On its Earn page, KuCoin has been promoting annual percentage rates (APRs) of 233.15% on deposits of Ethereum, 253.28% on Bitcoin, and 100% on Tether.

There was a point when it seemed like the best strategy to stimulate the adoption of cryptocurrency yield products was to offer sky-high annual percentage rates on those products. That period of time is now history.

The cryptocurrency exchange known as KuCoin is coming under fire this week due to the fact that its KuCoin Earn page advertises annual percentage rates (APRs) of 233.15% on Ethereum, 253.28% on Bitcoin, and 100% on Tether deposits. Although it is stated on the website of the company that the Tether (USDT) rates are a part of a promotion, the ETH and BTC rates shown coincide with an advanced product called KuCoin Earn that is a “dual investment.”

According to an interview, all of the attention has caused the 24-hour volumes on the exchange, which were $640 million yesterday, to increase to $862 million today, making it the sixth-largest centralized exchange by normalized volume.

On Crypto Twitter, this has caused some eyebrows to be raised, and some defenders have responded by calling the criticism FUD (Fear, Uncertainty, and Doubt) (a crypto-native acronym for fear, uncertainty, and doubt).
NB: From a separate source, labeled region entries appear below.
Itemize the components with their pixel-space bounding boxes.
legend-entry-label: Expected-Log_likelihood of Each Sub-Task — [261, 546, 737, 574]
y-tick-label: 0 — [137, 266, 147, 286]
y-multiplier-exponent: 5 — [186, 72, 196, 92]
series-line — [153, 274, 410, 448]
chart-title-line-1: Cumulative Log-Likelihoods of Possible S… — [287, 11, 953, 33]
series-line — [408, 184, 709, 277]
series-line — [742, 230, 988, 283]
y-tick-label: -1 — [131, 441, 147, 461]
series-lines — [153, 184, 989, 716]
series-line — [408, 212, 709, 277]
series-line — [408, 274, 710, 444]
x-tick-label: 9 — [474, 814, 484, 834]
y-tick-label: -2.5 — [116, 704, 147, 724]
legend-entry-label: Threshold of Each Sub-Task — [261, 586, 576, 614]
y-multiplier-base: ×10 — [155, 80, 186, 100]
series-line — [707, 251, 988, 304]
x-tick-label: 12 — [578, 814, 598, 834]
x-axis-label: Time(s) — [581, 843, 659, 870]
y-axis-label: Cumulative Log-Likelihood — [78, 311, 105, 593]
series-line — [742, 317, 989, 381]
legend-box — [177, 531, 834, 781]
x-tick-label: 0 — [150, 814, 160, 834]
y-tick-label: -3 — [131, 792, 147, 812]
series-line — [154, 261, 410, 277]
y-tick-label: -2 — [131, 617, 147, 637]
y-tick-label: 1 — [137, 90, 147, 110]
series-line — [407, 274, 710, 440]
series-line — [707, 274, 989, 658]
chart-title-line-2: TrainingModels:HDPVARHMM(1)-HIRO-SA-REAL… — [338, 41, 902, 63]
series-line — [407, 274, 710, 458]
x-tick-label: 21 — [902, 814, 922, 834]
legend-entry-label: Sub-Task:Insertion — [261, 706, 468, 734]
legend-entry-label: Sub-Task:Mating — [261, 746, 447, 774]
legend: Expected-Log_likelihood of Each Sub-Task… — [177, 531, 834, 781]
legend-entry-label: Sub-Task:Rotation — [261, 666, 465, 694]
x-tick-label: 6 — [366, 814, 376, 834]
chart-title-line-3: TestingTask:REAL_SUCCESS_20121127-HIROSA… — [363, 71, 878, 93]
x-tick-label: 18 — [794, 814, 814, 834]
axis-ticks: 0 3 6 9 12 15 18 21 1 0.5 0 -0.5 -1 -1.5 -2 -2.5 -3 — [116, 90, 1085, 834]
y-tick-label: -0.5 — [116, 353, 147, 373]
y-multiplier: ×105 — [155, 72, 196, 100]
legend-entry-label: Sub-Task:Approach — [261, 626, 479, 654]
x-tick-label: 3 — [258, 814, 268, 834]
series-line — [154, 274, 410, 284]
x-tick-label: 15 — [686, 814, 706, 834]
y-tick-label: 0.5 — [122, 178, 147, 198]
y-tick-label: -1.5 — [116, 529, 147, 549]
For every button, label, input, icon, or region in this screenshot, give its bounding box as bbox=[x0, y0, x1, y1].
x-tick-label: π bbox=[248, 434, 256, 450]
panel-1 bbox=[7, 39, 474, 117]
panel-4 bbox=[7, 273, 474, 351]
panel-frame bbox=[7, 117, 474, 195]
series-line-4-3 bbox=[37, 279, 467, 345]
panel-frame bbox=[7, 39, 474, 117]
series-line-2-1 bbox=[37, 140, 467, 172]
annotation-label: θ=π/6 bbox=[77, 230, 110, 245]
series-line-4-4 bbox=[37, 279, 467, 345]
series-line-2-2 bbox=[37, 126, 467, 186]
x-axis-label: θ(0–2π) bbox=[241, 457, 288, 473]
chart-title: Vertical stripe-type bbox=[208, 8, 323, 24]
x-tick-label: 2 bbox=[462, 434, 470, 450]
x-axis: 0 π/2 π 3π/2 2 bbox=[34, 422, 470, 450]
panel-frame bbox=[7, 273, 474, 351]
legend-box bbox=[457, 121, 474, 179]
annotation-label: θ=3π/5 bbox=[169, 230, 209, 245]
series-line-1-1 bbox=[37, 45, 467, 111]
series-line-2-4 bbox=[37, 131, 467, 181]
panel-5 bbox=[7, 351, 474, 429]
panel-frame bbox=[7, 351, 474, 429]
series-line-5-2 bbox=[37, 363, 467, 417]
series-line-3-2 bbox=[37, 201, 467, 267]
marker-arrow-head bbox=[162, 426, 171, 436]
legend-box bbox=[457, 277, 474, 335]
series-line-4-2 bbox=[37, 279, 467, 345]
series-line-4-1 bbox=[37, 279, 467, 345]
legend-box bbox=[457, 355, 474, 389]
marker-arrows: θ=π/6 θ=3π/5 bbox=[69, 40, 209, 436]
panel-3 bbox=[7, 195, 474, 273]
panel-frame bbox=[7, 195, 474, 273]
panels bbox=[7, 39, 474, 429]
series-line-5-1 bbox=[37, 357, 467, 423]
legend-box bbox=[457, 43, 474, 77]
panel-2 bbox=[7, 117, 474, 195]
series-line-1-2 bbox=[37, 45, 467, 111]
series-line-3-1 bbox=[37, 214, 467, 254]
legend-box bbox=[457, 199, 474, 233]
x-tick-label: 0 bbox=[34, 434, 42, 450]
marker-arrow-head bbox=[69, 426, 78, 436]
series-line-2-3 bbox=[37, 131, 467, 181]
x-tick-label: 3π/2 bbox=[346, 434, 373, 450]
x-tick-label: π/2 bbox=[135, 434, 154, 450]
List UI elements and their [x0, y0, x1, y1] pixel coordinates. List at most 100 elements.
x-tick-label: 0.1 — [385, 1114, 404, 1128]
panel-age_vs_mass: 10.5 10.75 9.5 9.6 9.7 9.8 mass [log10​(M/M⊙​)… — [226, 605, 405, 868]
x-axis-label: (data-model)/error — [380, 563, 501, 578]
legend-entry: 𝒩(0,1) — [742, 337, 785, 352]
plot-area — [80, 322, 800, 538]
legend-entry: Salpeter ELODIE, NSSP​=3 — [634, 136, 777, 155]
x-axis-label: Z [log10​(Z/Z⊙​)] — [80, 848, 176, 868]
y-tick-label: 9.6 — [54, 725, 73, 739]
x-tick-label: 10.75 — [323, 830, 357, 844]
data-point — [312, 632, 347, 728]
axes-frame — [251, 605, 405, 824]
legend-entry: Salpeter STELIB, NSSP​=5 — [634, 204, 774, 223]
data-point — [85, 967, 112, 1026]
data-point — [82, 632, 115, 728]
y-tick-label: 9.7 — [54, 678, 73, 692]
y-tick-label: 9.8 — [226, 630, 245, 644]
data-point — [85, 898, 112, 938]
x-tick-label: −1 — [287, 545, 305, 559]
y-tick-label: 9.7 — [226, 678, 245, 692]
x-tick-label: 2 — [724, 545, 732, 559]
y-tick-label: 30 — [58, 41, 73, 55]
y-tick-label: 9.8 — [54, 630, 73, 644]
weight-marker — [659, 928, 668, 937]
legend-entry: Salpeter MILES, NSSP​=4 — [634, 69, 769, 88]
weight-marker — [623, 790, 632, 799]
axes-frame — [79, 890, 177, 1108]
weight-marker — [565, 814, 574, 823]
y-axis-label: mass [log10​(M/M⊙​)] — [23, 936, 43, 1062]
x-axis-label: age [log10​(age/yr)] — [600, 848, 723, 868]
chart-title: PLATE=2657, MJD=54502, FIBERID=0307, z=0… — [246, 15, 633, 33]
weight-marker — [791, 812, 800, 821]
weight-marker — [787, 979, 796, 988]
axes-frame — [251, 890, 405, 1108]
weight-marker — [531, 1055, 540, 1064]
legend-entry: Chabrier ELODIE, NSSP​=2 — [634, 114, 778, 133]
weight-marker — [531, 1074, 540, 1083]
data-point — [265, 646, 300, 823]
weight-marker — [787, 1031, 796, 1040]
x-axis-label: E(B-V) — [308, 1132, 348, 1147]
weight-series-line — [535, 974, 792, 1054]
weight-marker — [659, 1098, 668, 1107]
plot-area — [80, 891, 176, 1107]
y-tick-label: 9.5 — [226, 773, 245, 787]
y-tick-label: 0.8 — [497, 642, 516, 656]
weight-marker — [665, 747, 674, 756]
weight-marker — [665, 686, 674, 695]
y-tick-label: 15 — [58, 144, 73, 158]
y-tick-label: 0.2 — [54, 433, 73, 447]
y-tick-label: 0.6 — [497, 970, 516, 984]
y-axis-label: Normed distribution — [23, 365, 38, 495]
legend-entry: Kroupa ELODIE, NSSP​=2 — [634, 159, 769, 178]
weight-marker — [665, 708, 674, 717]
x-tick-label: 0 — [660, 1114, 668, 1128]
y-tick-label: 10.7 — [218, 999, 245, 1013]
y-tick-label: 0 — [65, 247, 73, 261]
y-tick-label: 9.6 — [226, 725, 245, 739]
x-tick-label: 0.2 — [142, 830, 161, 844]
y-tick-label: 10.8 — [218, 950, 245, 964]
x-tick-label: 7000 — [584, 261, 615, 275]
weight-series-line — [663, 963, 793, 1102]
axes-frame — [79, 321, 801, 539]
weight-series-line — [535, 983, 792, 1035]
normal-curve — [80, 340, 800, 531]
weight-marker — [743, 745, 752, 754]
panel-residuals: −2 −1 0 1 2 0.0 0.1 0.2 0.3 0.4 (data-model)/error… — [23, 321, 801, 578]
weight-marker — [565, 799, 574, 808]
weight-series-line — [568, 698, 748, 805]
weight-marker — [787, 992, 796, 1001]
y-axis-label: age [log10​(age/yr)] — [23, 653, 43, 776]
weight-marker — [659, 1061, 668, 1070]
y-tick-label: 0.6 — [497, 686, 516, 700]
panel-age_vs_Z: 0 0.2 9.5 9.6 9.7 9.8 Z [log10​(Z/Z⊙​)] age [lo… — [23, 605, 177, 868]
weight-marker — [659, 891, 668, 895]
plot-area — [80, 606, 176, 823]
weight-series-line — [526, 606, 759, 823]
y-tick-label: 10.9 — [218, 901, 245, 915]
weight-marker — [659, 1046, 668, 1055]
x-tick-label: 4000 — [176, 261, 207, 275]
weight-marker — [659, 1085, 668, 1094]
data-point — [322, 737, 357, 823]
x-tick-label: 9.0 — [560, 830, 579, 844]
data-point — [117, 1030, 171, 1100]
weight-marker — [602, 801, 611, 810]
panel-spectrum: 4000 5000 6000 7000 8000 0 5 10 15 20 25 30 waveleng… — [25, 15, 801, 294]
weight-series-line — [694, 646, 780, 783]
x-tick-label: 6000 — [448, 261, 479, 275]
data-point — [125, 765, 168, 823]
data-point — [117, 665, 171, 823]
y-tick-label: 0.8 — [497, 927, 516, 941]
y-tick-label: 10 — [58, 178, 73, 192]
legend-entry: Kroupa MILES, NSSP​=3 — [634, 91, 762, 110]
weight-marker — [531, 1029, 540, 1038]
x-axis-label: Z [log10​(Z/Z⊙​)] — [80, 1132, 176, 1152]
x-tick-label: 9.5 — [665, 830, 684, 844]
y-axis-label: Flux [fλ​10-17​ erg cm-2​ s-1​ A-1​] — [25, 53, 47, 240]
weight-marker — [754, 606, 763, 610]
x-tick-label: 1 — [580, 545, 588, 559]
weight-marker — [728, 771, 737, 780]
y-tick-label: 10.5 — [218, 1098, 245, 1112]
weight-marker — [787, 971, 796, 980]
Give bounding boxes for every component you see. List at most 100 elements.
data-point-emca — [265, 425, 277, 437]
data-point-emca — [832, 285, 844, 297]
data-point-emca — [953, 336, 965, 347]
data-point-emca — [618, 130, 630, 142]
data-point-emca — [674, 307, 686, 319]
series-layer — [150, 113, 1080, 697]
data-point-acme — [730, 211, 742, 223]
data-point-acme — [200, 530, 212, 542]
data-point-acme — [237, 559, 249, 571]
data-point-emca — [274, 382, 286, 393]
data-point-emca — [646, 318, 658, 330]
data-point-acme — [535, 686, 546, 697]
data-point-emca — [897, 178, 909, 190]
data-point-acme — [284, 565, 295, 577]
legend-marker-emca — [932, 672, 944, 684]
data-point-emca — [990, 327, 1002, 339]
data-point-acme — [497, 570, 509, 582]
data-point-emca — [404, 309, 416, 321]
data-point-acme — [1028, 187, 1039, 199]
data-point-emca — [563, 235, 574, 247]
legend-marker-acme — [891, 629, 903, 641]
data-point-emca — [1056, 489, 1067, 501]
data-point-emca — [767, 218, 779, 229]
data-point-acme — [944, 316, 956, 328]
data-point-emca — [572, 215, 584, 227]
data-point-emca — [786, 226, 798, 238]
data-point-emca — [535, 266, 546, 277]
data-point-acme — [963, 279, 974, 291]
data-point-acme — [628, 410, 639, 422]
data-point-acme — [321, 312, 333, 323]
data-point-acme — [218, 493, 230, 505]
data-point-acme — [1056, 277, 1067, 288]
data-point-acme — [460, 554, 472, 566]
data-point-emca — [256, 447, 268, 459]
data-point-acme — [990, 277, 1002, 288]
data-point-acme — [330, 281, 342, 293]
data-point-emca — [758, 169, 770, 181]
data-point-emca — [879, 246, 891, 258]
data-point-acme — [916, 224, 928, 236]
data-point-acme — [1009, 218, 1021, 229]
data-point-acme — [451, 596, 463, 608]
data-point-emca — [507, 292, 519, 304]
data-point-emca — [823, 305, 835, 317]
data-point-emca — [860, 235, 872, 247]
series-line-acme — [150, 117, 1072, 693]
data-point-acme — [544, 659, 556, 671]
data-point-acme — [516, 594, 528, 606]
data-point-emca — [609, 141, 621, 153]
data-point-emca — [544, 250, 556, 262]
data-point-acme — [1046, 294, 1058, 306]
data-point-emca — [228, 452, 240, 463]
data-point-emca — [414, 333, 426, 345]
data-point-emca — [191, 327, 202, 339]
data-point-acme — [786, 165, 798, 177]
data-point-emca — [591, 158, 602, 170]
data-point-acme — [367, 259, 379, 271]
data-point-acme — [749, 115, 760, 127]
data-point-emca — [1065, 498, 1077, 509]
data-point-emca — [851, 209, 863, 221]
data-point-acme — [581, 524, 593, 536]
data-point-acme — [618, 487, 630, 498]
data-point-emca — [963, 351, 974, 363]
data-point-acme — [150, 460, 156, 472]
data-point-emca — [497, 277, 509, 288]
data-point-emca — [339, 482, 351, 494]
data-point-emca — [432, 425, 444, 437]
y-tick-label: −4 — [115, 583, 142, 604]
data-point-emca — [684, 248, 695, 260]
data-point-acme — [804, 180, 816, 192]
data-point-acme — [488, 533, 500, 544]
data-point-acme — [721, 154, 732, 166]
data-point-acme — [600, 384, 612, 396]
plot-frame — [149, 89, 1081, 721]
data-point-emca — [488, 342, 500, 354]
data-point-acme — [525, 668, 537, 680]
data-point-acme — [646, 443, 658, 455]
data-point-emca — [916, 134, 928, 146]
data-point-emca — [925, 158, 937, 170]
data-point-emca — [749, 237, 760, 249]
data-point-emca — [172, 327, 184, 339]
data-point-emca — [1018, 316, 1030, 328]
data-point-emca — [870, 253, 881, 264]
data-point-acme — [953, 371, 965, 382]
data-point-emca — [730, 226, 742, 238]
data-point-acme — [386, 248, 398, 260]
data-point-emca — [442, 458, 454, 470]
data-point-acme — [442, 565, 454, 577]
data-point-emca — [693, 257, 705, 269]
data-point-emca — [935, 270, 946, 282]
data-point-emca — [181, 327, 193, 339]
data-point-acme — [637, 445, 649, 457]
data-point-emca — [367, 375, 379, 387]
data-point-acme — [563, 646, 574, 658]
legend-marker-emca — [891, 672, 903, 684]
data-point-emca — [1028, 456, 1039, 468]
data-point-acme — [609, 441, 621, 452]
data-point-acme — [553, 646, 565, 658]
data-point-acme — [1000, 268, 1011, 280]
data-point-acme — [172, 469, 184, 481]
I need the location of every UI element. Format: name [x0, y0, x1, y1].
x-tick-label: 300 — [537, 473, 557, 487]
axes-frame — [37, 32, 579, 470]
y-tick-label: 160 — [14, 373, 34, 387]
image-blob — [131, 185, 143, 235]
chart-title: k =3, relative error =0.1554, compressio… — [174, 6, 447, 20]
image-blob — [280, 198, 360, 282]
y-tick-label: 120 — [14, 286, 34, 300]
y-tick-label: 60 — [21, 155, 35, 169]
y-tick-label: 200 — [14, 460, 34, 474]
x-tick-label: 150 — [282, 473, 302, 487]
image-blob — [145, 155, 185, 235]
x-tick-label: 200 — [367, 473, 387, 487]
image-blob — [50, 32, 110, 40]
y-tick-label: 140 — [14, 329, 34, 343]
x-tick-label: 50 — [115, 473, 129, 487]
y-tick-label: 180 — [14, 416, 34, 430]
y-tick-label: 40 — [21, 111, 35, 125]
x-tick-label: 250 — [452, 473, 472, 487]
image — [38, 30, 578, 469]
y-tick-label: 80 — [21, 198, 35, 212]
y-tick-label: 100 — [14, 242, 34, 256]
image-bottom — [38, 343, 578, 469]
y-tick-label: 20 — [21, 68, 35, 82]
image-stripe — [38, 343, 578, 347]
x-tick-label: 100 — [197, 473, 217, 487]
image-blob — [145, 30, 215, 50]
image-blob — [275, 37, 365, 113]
Dual investment products are a type of derivative that enable customers to make initial deposits of funds in one currency, such as BTC, and then make withdrawals of those funds in another currency, such as USDT, at a later time when the contract has expired and must be settled.

Because of the potential for a significant level of loss, they typically have very high-interest rates. This is due to the fact that it is not a principally protected commodity. Therefore, rather than only obtaining a poor return on the funds that were deposited or getting nothing in return at all, investors risk receiving less money than they initially invested. It is for this reason that skeptics of these goods, like Scott Lewis, co-founder of DeFi Pulse, refer to these types of schemes as “predatory.”

Users were thrown off by the fact that the product was released on Wednesday; they believe that this was done in an effort to attract additional deposits to the exchange. After issues began to arise for the company that is now defunct FTX at the beginning of the month, CEO Johnny Lyu stated on Twitter that “Protecting user funds is the first priority at KuCoin.” In approximately one month, we will publish Merkle tree proof-of-reserves, also known as POF.

On November 11, the same day that FTX filed for bankruptcy, KuCoin disclosed the balances of some of its wallets along with their addresses. However, the company has not yet submitted an audit that was conducted by a third-party accounting firm. While everything is going on, DeFi Llama and Nansen have listed their reserves as being worth $2.2 billion and $2.5 billion respectively. On-chain data or proof-of-reserves attestations, however, do not provide the public with any way to determine what an exchange’s liabilities are or whether or not the exchange has sufficient assets on hand to cover those liabilities. This is because the public does not have access to these types of data.

The primary KuCoin Updates account spent the better part of the day directing visitors to a blog post regarding the company’s dual investment offering and receiving complaints from users who were unable to withdraw their funds.